Hwang Eunju
Department of Applied Statistics, Gachon University, South Korea.
Chaos Solitons Fractals. 2022 Feb;155:111789. doi: 10.1016/j.chaos.2021.111789. Epub 2022 Jan 3.
This paper is devoted to modeling and predicting COVID-19 confirmed cases through a multiple linear regression. Especially, prediction intervals of the COVID-19 cases are extensively studied. Due to long-memory feature of the COVID-19 data, a heterogeneous autoregression (HAR) is adopted with Growth rates and Vaccination rates; it is called HAR-G-V model. Top eight affected countries are taken with their daily confirmed cases and vaccination rates. Model criteria results such as root mean square error (RMSE), mean absolute error (MAE), , AIC and BIC are reported in the HAR models with/without the two rates. The HAR-G-V model performs better than other HAR models. Out-of-sample forecasting by the HAR-G-V model is conducted. Forecast accuracy measures such as RMSE, MAE, mean absolute percentage error and root relative square error are computed. Furthermore, three types of prediction intervals are constructed by approximating residuals to normal and Laplace distributions, as well as by employing bootstrap procedure. Empirical coverage probability, average length and mean interval score are evaluated for the three prediction intervals. This work contributes three folds: a novel trial to combine both growth rates and vaccination rates in modeling COVID-19; construction and comparison of three types of prediction intervals; and an attempt to improve coverage probability and mean interval score of prediction intervals via bootstrap technique.
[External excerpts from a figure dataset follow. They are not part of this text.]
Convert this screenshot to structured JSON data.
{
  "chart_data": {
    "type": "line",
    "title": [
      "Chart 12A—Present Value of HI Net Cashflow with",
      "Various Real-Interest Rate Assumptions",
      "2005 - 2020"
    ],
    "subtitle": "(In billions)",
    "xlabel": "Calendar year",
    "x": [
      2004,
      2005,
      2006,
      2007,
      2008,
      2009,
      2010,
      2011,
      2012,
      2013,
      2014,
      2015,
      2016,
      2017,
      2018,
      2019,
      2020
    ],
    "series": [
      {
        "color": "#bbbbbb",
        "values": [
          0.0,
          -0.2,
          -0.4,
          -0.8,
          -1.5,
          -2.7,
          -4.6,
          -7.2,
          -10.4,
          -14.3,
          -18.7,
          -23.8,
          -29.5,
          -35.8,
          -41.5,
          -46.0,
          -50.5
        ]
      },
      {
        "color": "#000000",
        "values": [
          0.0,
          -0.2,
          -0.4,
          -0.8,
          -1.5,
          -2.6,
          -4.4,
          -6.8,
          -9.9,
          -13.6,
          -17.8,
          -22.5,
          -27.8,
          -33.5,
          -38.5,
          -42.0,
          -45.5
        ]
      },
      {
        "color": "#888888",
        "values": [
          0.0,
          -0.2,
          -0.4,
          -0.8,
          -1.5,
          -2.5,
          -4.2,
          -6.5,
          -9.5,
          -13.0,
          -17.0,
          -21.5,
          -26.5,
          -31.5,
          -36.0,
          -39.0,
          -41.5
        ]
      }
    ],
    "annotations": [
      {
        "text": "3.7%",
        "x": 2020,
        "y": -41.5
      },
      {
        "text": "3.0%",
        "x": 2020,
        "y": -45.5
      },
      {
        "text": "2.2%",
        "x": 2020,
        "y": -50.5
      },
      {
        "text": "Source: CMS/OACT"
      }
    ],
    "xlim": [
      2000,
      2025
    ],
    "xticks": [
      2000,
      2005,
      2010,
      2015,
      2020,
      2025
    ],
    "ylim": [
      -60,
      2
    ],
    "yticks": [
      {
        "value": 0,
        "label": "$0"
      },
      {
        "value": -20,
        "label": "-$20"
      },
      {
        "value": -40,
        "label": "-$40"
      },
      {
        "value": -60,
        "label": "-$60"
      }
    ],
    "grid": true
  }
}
本文致力于通过多元线性回归对新冠确诊病例进行建模和预测。特别是,对新冠病例的预测区间进行了广泛研究。鉴于新冠数据的长记忆特征,采用了包含增长率和疫苗接种率的异质性自回归(HAR)模型,即HAR-G-V模型。选取了受影响最严重的八个国家及其每日确诊病例数和疫苗接种率。报告了在有/无这两种比率情况下的HAR模型的诸如均方根误差(RMSE)、平均绝对误差(MAE)、 、AIC和BIC等模型标准结果。HAR-G-V模型的表现优于其他HAR模型。进行了HAR-G-V模型的样本外预测。计算了诸如RMSE、MAE、平均绝对百分比误差和根相对平方误差等预测准确性指标。此外,通过将残差近似为正态分布和拉普拉斯分布以及采用自助法构建了三种类型的预测区间。对这三种预测区间评估了经验覆盖概率、平均长度和平均区间得分。这项工作有三个方面的贡献:在对新冠进行建模时将增长率和疫苗接种率结合起来的新尝试;三种类型预测区间的构建与比较;以及通过自助技术提高预测区间的覆盖概率和平均区间得分的尝试。